Well, at 12 Int and 7 Wis I'd typically say that most people would meet with more success if they put less stock in logic and more in intuition, inspiration, and spontaneity, because logic is inherently timid and fortune fawns for the brave, however, in the context of the broader conversation (as in some other contexts) I'd instead feel and say that by definition there's no good argument against "behaving logically," a phrase by which I mean doing whatever is most effective in pursuit of your aims while keeping within the constraint of pretending that the only things that matter to you are self-preservation and personal comfort and the number in your bank account, unless doing whatever is most effective in pursuit of your aims would require you to recognize that you and/or other people have emotions, in which case you should do whatever would be the most effective if only that weren't true.

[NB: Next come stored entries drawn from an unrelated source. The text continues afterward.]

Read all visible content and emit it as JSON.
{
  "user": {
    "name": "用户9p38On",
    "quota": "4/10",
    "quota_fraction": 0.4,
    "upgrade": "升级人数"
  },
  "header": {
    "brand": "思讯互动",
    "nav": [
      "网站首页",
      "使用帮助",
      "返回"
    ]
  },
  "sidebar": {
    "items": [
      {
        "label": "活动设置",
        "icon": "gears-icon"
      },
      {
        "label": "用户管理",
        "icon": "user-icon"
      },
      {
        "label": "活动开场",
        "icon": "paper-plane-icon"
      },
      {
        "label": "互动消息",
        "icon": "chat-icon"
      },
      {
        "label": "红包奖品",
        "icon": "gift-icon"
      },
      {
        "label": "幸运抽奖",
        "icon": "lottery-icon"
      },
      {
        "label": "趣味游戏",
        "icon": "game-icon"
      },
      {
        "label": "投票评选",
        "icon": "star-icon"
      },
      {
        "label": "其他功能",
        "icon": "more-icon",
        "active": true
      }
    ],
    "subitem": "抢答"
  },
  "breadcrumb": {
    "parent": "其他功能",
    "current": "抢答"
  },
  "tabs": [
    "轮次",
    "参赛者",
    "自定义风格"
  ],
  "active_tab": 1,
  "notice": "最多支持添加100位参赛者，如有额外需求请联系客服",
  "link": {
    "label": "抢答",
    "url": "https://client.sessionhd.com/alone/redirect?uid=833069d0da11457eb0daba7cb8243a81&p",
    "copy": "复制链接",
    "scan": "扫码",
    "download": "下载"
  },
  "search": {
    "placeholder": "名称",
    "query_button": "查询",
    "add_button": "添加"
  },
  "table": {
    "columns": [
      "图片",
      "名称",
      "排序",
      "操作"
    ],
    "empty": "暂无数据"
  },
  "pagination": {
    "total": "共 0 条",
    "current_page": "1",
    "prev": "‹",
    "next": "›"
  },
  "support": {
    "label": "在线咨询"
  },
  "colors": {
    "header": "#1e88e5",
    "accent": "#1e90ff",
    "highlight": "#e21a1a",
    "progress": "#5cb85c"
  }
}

This isn't my considered position, to be clear, but it's what I think Aberian's is, which in my 12/7 mind is of a kind with being logical, and of course you can't directly argue against "logic" right after using the word as a synonym for "good idea," as that'd be too obviously self-defeating.

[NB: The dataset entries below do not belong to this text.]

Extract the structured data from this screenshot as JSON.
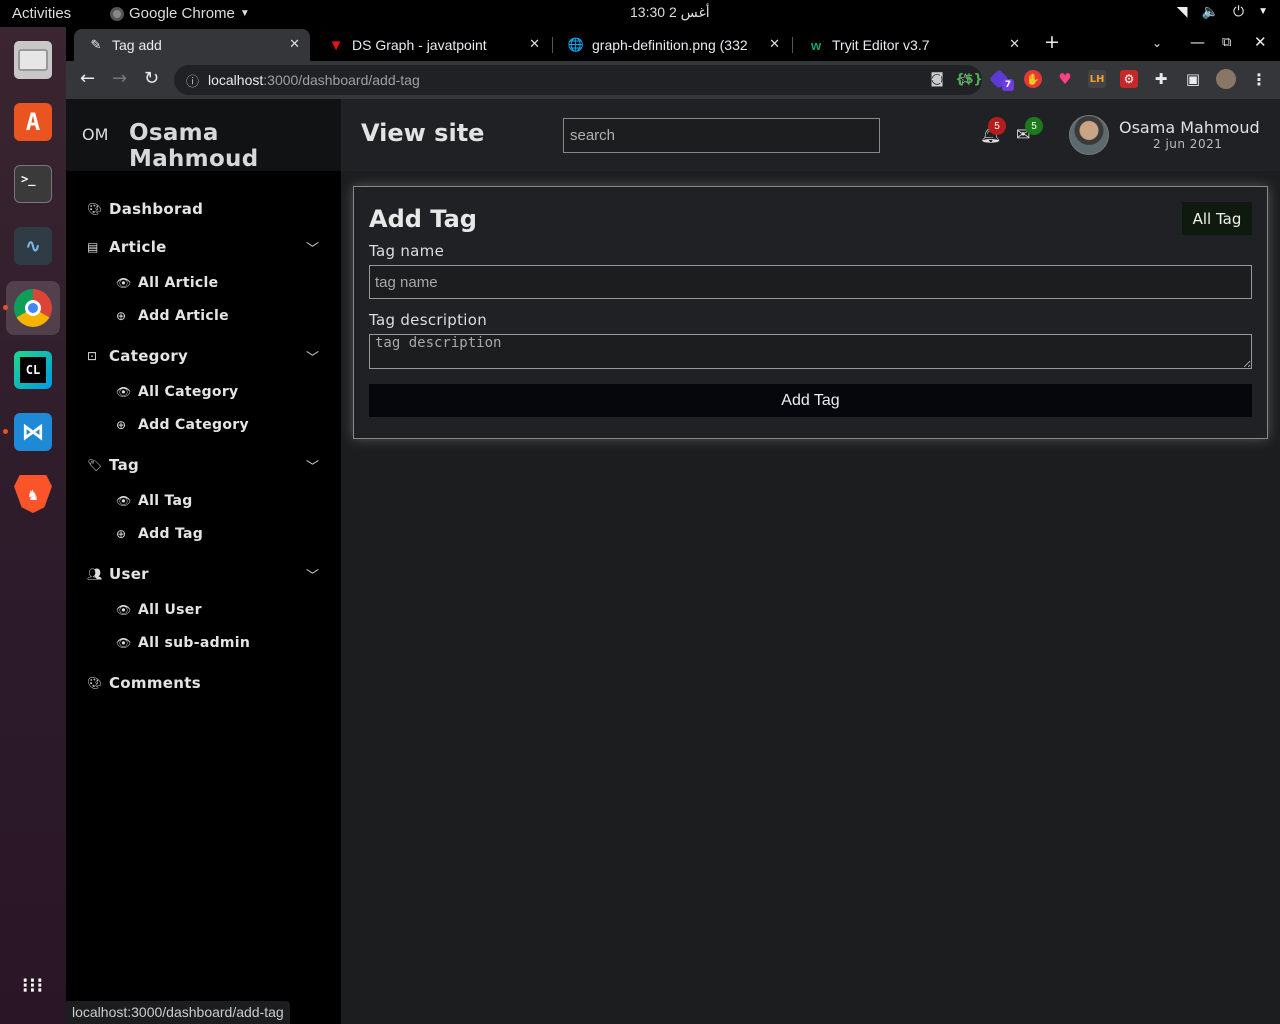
{
  "os": {
    "activities": "Activities",
    "app_name": "Google Chrome",
    "clock": "13:30  أغس 2"
  },
  "dock": {
    "items": [
      "files-icon",
      "software-center-icon",
      "terminal-icon",
      "system-monitor-icon",
      "chrome-icon",
      "clion-icon",
      "vscode-icon",
      "brave-icon",
      "app-grid-icon"
    ]
  },
  "browser": {
    "tabs": [
      {
        "title": "Tag add",
        "active": true
      },
      {
        "title": "DS Graph - javatpoint",
        "active": false
      },
      {
        "title": "graph-definition.png (332",
        "active": false
      },
      {
        "title": "Tryit Editor v3.7",
        "active": false
      }
    ],
    "url_host": "localhost",
    "url_path": ":3000/dashboard/add-tag",
    "status_url": "localhost:3000/dashboard/add-tag",
    "extension_badge": "7"
  },
  "header": {
    "initials": "OM",
    "brand_name": "Osama Mahmoud",
    "view_site": "View site",
    "search_placeholder": "search",
    "notifications_count": "5",
    "messages_count": "5",
    "user_name": "Osama Mahmoud",
    "user_date": "2 jun 2021"
  },
  "sidebar": {
    "dashboard": "Dashborad",
    "article": "Article",
    "all_article": "All Article",
    "add_article": "Add Article",
    "category": "Category",
    "all_category": "All Category",
    "add_category": "Add Category",
    "tag": "Tag",
    "all_tag": "All Tag",
    "add_tag": "Add Tag",
    "user": "User",
    "all_user": "All User",
    "all_sub_admin": "All sub-admin",
    "comments": "Comments"
  },
  "form": {
    "title": "Add Tag",
    "all_tag_button": "All Tag",
    "tag_name_label": "Tag name",
    "tag_name_placeholder": "tag name",
    "tag_name_value": "",
    "tag_description_label": "Tag description",
    "tag_description_placeholder": "tag description",
    "tag_description_value": "",
    "submit_label": "Add Tag"
  }
}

If you boosted my Int to 19 and my Wis to 14 I'd still have plenty of deranged ideas about what constitutes "logic" and why it's situationally good or bad to possess (mostly bad, tbh, since there's no logical reason to like full plate), and I definitely wouldn't be so advanced along the path as to tell you that ultimate goals cannot themselves be logical or illogical and that reason is cause-agnostic, and after a rough spot of trying to be reasonable about everything when my Int and Wis have outgrown my outmoded conception of "reason," I'd have found the escape hatch and moved further towards relying on illogical intuition, but at least I'd be past confusing myself by conflating "a good idea [something I want to do]" with "a good idea [something you could explain to someone else why you'd like to do it]" and "something my father said [generally a good idea]" and other neighboring concepts.
In answer to your question of what a "good idea" is, I'd probably say something like that a good idea is hard to define in the abstract and that any attempted definition would be easy to find edge-cases in, but that I can point at the general category and I think it's a natural enough category that you ought to be able to see it if someone's pointing at it, and that the category I'm pointing at are those ideas which serve to increase your options and abilities and life satisfaction, where life satisfaction is broader than just happiness but includes happiness as an important component.
If you'd somehow gotten it into your head to be a Kuthite, I hope you can see how if someone told you that you should do things that make you happier, and if you said you didn't want to be happy, the correct response would be that you should start wanting to be happy. It's the same exact thing if you say that you're an Erastilian and think you'd rather do your duty than be happy, or if you're a Sarenite and think you'd rather make others happy than be happy. To be clear, there's nothing wrong with doing your duty or with making people happy, if those are what make you happy, and I'm a big fan of both, but I do them because it pleases me to and I don't bother when it wouldn't.